Fetullah Gülen, Pensilvanya'dan "Gerekirse ölüleri mezardan kaldırıp oy kullandırın" diyordu. Sonunda referandum yüzde 60 oyla geçti! Bu referandumda evet oyu veren yüzde 60'lık kitle, Türkiye'yi kendi oylarıyla uçuruma sürüklemiş oldu. O referandumda, Orta Anadolu ve Karadeniz'de "Alevi hâkimler gidecek, Müslüman hâkimler gelecek" sloganıyla propaganda yapıldı. "Müslüman" dedikleri hâkimler, Vatikan'ın Müslümanları Hristiyanlaştırma projesi olan "dinlerarası diyalog" taraftarı FETÖ'cülerdi!
***
Şimdi Yargıtay Cumhuriyet Başsavcılığı, FETÖ'nün yüksek yargıya hâkim olmasına 12 Eylül 2010 referandumunun sebep olduğunu söylüyor. Devletin ajansı da bu değerlendirmeyi duyuruyor. İyi de biz, 12 Eylül 2010 referandumundan önce bütün kamuoyunu uyarmadık mı? Yüzde 60 oyla, Türkiye tuzağa düşmüş olmadı mı?
Buradan çıkarılacak ders şudur: Çoğunluk, her zaman doğru karar vermez!
Ayrıca, 12 Eylül 2010 referandumuna sunulan sözde yargı reformunu, hazırlayan, Meclis'te kabul eden ve onaylayan herkes, FETÖ'nün fiili suç ortağı sayılmaz mı?

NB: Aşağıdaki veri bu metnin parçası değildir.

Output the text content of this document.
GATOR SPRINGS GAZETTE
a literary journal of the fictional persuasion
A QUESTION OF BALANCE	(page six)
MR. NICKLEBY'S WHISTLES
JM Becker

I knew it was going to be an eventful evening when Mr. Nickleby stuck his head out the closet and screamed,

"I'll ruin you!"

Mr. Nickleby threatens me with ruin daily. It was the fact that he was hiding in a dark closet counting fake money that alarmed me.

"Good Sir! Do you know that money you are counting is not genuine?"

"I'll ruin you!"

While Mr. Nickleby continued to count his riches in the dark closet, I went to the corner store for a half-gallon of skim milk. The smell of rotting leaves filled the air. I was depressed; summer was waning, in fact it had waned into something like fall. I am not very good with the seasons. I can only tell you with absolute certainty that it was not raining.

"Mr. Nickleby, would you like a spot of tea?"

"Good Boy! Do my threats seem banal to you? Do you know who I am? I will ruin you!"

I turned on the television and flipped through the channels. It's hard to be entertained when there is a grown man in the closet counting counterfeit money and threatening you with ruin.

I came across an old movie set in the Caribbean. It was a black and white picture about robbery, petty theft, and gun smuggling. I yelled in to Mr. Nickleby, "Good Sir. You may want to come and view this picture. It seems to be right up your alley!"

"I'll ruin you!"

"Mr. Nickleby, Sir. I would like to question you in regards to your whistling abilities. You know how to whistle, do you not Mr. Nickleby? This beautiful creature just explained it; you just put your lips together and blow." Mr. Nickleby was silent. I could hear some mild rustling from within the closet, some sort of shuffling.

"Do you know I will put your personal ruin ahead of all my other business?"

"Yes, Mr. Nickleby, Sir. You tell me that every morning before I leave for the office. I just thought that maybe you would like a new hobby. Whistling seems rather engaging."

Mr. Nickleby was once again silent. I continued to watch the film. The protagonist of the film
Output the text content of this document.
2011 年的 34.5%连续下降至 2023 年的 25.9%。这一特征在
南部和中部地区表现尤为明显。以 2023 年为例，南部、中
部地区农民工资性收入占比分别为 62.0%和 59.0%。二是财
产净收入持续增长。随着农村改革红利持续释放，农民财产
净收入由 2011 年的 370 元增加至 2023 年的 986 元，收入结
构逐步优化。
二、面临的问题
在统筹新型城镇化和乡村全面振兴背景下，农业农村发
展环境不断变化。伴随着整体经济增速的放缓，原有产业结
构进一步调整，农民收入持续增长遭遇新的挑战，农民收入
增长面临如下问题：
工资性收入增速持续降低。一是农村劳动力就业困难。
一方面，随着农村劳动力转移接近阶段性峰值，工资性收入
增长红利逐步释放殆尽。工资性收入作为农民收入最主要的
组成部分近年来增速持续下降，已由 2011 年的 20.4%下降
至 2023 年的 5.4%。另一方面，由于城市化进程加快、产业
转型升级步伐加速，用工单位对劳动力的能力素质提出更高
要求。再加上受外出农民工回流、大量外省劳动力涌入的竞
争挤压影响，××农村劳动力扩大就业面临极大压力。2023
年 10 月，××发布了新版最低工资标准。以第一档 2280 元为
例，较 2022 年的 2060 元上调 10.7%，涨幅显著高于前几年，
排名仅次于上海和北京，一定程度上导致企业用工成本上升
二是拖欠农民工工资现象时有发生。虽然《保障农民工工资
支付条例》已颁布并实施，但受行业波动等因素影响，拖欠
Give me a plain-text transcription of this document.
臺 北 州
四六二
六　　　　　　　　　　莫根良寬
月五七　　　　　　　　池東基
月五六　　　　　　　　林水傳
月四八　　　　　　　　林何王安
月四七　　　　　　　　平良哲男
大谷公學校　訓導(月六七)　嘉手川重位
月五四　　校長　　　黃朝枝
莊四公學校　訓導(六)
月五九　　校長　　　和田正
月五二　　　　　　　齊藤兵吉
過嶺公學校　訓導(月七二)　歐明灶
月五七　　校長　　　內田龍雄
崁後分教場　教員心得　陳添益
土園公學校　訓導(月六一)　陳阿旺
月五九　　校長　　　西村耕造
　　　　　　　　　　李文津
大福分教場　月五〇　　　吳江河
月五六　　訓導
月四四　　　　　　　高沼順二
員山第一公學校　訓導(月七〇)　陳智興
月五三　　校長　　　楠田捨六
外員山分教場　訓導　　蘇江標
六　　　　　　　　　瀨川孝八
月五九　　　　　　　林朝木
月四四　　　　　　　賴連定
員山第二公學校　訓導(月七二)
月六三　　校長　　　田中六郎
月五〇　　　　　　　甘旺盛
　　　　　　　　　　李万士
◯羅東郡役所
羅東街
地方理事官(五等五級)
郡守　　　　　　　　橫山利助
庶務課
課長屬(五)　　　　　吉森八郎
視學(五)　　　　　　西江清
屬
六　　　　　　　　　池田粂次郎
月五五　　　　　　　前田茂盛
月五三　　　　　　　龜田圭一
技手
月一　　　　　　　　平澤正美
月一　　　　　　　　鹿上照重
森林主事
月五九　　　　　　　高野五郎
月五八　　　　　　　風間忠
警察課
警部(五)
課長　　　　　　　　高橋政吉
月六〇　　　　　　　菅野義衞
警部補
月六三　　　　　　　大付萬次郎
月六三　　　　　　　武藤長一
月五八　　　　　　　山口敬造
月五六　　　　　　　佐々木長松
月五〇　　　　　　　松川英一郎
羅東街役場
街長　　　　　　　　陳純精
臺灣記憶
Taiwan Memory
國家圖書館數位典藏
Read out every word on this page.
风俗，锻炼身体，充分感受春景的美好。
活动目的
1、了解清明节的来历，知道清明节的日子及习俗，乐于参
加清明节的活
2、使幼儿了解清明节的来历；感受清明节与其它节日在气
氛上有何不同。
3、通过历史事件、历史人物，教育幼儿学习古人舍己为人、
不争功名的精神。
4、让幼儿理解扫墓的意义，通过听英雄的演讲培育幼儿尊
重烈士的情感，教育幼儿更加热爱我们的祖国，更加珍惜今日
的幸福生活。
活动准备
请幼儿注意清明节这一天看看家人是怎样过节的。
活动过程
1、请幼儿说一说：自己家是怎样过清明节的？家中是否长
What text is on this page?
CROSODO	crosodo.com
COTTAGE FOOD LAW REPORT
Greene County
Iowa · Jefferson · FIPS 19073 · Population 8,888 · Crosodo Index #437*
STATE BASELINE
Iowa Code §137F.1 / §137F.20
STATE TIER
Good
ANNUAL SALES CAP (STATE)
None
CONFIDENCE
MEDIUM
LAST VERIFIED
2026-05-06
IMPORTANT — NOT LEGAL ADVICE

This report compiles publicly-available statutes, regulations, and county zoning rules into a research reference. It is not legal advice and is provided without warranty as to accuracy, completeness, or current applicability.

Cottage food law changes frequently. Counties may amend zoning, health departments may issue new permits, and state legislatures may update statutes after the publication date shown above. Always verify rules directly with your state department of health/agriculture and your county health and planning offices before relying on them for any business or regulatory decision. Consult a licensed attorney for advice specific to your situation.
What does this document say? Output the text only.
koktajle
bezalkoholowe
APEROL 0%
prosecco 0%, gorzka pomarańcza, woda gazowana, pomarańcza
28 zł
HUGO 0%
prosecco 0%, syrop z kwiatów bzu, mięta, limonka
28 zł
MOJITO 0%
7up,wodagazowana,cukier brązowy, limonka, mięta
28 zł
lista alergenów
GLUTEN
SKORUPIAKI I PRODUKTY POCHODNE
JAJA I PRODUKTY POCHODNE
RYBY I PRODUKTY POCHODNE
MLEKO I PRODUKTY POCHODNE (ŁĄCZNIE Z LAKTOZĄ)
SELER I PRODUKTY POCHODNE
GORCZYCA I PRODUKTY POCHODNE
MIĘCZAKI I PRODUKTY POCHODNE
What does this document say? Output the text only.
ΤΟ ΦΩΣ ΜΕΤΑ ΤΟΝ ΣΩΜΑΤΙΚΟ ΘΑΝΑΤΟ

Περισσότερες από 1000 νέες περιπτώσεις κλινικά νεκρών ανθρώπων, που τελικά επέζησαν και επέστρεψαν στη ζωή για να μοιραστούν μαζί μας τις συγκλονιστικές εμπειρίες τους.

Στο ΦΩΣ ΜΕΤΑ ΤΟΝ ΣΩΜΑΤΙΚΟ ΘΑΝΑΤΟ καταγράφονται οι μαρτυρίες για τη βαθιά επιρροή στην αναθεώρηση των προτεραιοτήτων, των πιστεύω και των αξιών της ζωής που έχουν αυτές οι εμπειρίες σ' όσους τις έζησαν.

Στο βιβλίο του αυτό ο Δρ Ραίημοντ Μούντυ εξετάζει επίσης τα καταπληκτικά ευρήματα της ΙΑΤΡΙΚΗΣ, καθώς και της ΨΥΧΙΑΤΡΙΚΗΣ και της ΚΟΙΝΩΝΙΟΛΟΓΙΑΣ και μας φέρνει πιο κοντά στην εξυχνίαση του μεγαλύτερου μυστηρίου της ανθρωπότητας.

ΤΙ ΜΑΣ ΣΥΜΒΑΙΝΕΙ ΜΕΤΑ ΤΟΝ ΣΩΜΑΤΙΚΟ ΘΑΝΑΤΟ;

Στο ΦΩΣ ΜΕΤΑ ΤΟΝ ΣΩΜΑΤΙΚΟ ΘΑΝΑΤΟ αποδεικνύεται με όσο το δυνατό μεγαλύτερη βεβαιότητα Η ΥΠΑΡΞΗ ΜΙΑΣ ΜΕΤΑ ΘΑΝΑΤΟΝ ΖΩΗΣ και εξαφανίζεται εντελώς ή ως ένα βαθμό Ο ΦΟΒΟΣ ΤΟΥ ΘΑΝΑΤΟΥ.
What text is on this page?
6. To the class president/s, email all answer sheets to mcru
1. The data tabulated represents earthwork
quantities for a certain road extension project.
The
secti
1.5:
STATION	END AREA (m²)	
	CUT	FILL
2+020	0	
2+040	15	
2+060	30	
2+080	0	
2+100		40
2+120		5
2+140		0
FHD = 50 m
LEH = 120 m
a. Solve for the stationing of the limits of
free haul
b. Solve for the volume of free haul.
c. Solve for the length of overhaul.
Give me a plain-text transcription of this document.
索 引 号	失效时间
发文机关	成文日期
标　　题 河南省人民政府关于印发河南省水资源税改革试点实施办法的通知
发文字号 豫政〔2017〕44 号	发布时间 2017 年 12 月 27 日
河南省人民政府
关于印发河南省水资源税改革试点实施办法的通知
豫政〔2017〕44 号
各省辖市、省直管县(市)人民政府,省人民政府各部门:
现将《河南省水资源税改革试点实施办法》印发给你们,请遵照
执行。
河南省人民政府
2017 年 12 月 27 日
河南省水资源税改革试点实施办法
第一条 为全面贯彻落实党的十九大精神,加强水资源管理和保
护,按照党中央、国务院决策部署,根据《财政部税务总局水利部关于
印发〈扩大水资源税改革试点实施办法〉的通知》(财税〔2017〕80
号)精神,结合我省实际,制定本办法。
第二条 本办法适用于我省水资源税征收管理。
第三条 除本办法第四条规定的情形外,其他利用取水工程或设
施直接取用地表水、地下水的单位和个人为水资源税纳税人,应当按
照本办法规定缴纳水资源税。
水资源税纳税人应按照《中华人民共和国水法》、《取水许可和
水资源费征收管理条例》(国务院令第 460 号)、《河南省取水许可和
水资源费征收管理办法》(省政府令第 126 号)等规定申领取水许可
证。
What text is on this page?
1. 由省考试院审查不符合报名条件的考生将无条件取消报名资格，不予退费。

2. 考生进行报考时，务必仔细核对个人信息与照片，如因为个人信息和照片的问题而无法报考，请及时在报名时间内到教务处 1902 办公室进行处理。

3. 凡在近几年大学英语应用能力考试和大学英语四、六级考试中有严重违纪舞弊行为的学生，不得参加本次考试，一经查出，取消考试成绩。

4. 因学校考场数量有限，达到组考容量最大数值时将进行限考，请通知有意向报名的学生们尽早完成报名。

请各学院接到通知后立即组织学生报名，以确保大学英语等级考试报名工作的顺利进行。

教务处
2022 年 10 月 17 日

Şimdi, FETÖ'nün kullandığı hâkimlerin yargılanması elbette önemlidir ama asıl sorumlular o yargı reformunu hazırlayan ve kabul edenler değil midir?
Pompeo'nun haritası;
Megalo İdea haritası!
Mustafa Kemal Çamkıran, bir mesaj gönderdi:
"Yunanistan'ın Megalo İdea haritasına denk düşen bir bölünmüş Türkiye haritasının ABD Dışişleri'nin resmî sitesinde hem de Pompeo tarafından yayınlanması ve bunun Çipras'ın Ankara'ya geldiği sırada yapılması teknik bir hata olabilir mi?"
Dışişleri Bakanı Mevlüt Çavuşoğlu, "Başka ülkelerle ilgili, ciddi hatalar var. Kanada dahil hatalar yapıldı. Teknik bir hata ama vahim bir hata" diye konuyu geçiştirdi!
ABD Dışişleri Bakanlığı, dünyanın siyasi haritasını bilmeyecek kadar cahil insanlar mı çalıştırıyor ki hata yapsınlar?
Çipras'a, Ruhban Okulu'nu ve artık "ekümenik" olarak faaliyet gösteren Fener Rum Patrikhanesi'ni ziyaret fırsatı verilmişken, Türkiye'nin ABD tarafından Megalo İdea haritasındaki gibi bölünmesi, Türk Milleti için yeterince ciddi bir uyanış vesilesi değil midir?